Department of Medicine, Brigham and Women's Hospital, Harvard Medical School, Boston, Massachusetts 02115, USA.
Nat Commun. 2017 Apr 7;8:14922. doi: 10.1038/ncomms14922.
Adenosquamous lung tumours, which are extremely poor prognosis, may result from cellular plasticity. Here, we demonstrate lineage switching of KRAS+ lung adenocarcinomas (ADC) to squamous cell carcinoma (SCC) through deletion of Lkb1 (Stk11) in autochthonous and transplant models. Chromatin analysis reveals loss of H3K27me3 and gain of H3K27ac and H3K4me3 at squamous lineage genes, including Sox2, ΔNp63 and Ngfr. SCC lesions have higher levels of the H3K27 methyltransferase EZH2 than the ADC lesions, but there is a clear lack of the essential Polycomb Repressive Complex 2 (PRC2) subunit EED in the SCC lesions. The pattern of high EZH2, but low H3K27me3 mark, is also prevalent in human lung SCC and SCC regions within ADSCC tumours. Using FACS-isolated populations, we demonstrate that bronchioalveolar stem cells and club cells are the likely cells-of-origin for SCC transitioned tumours. These findings shed light on the epigenetics and cellular origins of lineage-specific lung tumours.

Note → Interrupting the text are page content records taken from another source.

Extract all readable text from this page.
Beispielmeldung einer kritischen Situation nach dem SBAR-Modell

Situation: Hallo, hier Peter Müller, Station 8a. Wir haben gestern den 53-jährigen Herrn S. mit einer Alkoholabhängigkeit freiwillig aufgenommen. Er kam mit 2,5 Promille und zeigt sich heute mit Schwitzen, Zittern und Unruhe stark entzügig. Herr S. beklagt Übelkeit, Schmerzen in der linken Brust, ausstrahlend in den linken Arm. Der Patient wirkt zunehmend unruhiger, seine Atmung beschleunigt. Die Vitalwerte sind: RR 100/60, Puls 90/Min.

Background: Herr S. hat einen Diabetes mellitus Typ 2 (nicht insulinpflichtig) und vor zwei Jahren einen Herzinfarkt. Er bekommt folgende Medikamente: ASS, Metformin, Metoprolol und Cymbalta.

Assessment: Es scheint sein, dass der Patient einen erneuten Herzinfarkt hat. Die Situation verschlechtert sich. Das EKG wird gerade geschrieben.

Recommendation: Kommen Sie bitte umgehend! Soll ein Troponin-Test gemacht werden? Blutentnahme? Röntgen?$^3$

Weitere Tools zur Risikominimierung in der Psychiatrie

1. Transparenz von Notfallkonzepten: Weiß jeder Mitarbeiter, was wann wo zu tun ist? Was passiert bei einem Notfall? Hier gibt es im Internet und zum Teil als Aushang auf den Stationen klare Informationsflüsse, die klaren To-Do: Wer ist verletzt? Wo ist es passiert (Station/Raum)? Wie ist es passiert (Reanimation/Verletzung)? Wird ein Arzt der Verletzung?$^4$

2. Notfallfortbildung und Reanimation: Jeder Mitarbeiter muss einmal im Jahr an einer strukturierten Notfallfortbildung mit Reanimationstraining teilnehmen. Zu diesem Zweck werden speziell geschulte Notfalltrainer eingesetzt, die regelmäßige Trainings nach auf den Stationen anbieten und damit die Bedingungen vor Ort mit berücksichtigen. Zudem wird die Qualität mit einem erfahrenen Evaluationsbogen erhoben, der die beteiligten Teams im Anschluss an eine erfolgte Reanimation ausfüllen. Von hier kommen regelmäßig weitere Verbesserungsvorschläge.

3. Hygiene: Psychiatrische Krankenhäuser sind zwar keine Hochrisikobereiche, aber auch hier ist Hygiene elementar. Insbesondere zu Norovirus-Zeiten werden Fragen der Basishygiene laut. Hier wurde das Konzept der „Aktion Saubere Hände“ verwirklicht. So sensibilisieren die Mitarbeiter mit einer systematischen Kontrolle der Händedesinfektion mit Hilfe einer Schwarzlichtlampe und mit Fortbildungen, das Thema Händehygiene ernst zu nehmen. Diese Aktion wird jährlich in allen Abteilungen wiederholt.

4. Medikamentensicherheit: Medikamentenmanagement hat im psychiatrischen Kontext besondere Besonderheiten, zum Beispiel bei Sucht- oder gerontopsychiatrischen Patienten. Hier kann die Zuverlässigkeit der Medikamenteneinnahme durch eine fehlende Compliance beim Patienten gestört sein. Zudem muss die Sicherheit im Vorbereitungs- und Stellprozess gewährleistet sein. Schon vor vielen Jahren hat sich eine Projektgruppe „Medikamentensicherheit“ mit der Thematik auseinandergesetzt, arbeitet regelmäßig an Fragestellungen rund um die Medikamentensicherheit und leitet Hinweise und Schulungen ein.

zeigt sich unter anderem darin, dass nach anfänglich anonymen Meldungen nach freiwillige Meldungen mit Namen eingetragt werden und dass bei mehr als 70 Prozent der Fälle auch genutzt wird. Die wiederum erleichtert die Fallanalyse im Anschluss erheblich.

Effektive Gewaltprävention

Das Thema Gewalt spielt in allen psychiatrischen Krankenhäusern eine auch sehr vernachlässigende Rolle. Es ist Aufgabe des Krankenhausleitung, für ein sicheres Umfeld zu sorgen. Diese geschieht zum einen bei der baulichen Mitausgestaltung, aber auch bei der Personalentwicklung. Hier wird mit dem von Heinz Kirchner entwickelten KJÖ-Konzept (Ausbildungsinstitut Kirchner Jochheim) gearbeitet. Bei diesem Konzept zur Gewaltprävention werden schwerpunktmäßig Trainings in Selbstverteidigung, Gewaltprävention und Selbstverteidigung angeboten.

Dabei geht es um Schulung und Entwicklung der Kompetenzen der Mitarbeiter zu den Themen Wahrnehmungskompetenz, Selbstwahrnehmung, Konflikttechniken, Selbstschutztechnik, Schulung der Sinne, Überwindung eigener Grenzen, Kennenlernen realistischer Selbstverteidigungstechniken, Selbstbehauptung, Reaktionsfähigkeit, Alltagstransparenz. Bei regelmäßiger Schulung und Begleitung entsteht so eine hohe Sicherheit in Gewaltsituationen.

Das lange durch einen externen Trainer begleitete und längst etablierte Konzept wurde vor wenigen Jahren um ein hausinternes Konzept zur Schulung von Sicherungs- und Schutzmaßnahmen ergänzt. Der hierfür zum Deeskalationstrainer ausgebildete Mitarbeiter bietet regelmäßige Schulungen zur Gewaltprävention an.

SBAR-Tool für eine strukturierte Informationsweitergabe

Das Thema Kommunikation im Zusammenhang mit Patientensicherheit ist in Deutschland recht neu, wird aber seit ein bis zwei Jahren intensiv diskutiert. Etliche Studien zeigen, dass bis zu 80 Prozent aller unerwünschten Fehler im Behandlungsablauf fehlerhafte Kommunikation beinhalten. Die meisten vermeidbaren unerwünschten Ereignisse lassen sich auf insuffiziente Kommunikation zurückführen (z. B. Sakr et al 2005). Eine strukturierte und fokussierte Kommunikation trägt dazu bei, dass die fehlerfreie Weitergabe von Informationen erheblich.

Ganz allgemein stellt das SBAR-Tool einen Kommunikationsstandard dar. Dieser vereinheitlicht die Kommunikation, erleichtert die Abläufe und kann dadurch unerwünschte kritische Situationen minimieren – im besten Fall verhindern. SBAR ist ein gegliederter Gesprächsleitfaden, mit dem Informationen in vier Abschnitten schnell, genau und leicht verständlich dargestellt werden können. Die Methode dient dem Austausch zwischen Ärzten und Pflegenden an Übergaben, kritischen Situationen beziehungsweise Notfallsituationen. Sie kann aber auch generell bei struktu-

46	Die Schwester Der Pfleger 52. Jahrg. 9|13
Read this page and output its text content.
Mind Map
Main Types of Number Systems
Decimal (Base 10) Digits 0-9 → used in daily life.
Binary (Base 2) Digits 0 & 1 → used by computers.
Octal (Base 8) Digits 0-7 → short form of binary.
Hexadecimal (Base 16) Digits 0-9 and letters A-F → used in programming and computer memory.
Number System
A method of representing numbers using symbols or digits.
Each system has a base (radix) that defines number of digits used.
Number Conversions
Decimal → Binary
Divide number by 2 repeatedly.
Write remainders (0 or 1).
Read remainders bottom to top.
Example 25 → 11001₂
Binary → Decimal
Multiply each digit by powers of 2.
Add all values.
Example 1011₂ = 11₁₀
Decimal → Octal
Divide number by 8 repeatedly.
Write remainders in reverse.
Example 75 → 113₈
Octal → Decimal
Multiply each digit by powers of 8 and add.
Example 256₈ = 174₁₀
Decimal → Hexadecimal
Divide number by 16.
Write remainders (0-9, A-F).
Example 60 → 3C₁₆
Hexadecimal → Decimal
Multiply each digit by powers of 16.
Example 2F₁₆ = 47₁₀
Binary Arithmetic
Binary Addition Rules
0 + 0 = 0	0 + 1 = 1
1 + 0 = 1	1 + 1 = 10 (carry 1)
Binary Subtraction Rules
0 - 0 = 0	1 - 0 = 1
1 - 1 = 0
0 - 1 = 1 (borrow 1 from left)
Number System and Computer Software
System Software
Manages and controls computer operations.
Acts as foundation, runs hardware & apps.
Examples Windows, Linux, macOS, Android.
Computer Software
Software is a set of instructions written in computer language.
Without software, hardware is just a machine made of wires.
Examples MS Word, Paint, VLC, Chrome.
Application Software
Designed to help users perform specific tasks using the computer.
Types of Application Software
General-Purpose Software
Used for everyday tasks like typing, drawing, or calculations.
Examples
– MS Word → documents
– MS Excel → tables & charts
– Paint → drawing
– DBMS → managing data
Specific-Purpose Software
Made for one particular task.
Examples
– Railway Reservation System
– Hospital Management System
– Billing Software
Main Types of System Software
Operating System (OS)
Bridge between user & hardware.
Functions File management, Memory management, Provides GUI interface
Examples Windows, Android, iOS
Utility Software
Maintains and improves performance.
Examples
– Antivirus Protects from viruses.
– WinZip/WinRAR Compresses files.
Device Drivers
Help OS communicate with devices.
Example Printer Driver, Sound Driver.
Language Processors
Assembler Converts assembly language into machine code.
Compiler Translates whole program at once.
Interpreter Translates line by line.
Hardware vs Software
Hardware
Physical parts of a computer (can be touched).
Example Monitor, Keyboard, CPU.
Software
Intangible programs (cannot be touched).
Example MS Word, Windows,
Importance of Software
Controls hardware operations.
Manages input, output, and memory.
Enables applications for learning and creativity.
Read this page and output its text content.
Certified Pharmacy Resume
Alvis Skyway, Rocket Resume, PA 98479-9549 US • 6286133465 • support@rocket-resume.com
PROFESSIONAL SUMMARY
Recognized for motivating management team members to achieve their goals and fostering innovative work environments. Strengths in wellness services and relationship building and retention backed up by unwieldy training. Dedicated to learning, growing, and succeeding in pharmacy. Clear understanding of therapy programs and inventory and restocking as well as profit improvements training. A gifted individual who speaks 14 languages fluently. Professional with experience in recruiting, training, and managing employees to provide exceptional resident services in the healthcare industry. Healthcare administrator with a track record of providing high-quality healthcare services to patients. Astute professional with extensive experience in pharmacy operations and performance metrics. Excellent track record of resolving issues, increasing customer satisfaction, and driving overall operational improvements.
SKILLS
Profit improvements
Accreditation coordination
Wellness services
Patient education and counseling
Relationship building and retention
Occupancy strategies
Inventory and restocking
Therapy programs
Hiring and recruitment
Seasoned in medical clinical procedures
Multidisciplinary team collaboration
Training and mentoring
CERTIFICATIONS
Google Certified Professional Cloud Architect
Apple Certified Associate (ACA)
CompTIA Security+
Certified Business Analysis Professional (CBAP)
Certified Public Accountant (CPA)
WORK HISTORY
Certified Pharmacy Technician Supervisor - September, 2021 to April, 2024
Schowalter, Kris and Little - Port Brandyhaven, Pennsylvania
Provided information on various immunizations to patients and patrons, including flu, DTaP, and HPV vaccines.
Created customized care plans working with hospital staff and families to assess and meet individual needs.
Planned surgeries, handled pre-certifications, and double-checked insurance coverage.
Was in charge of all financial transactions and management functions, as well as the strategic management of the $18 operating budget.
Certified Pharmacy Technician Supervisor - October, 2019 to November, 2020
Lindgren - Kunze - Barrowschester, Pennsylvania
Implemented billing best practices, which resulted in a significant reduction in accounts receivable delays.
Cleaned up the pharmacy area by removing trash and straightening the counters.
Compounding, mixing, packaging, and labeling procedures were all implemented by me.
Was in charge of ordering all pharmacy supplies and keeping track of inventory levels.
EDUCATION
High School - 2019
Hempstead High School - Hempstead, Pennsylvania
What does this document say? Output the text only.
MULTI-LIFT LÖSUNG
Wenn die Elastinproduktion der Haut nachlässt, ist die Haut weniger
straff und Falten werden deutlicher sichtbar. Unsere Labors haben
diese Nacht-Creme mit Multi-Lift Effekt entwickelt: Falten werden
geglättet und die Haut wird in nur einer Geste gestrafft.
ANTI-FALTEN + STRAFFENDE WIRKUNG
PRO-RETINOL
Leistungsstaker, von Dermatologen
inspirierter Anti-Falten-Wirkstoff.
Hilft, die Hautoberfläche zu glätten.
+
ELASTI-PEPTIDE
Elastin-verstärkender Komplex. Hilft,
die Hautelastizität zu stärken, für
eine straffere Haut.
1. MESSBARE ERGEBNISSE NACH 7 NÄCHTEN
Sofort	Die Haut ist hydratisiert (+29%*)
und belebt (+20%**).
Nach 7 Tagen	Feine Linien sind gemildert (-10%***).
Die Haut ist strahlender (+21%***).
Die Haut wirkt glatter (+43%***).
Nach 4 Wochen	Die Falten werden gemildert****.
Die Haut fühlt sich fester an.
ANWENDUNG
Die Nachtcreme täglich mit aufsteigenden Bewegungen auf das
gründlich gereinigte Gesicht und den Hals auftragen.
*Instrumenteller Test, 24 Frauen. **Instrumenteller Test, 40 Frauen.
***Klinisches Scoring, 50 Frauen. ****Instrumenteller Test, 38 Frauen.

腺鳞肺癌预后极差,可能源于细胞可塑性。在这里,我们通过在自发和移植模型中敲除 Lkb1(Stk11),证实了 KRAS+肺腺癌(ADC)向鳞状细胞癌(SCC)的谱系转换。染色质分析显示,在包括 Sox2、ΔNp63 和 Ngfr 在内的鳞状谱系基因中,H3K27me3 的丢失和 H3K27ac 和 H3K4me3 的获得。与 ADC 病变相比,SCC 病变中 H3K27 甲基转移酶 EZH2 的水平更高,但 SCC 病变中明显缺乏必需的多梳抑制复合物 2(PRC2)亚基 EED。在人类肺 SCC 和 ADSCC 肿瘤中的 SCC 区域中,也存在高 EZH2 但 H3K27me3 标记明显缺乏的模式。通过 FACS 分离的细胞群,我们证明了支气管肺泡干细胞和 club 细胞是 SCC 转化肿瘤的可能起源细胞。这些发现揭示了谱系特异性肺癌的表观遗传学和细胞起源。